Views:1 Author:Site Editor Publish Time: 2019-04-24 Origin:Site
The growth of China's demand for oil is expected to slow as the country's economic restructuring and ever-stringent environmental policy tightens, according to Oil 2019, the International Energy Agency's annual outlook for global oil markets released in Beijing on Tuesday.
This is against the backdrop that world oil demand growth is expected to remain solid with a slowing pace of growth.
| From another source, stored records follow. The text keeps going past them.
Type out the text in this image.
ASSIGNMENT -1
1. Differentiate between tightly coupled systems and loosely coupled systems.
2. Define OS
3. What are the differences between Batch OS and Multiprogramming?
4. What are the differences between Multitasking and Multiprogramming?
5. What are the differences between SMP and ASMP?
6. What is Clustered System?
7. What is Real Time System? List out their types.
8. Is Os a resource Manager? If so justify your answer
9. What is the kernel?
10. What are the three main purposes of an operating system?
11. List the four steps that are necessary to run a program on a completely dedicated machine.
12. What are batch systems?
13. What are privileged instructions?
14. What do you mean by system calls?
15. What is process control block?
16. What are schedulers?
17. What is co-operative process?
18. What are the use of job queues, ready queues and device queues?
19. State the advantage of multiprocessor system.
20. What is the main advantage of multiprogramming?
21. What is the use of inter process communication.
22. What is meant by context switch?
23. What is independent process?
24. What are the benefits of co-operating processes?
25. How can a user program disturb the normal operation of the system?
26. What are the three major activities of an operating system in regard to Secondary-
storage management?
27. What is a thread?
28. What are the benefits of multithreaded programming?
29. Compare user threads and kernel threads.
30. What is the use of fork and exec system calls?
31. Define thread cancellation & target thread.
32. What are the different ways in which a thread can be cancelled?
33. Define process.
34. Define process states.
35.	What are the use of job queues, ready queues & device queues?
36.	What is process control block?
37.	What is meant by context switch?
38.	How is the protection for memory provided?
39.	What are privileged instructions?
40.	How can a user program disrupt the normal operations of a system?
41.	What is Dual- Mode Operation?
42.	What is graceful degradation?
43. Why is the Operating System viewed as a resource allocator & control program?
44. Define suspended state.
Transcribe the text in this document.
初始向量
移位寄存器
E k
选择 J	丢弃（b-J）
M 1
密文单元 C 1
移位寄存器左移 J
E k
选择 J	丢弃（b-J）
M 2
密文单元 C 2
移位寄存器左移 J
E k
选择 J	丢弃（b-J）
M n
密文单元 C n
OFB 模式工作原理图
The demand growth is underpinned by China and India, and by the growing importance of petrochemicals as the industry invests to meet rising consumer demand, according to the outlook.
China's growth will slow while India's demand will remain robust, and by 2024 we forecast that India's annual volume growth will equal China's, it said.
This is in accordance with a previous energy outlook released by BP, which believes China's energy demand growth is expected to slow to 1.1 percent per annum by 2040, less than one-fifth of its pace in the last 22 years of 5.9 percent per annum.
Much of the increase in energy demand will be concentrated in developing Asia, including India and China, where rising prosperity and improving living standards will support increased energy consumption per head, it said.
According to IEA, the oil refining industry also will face a wave of new capacity, with net refining capacity growth reaching 9 million barrels per day. China will exceed the United States and become the one with the world's largest refining capacity as of 2024.
As the new capacity is beyond the growth of the oil, some refinery plants will be shut down to rebalance the market, it said.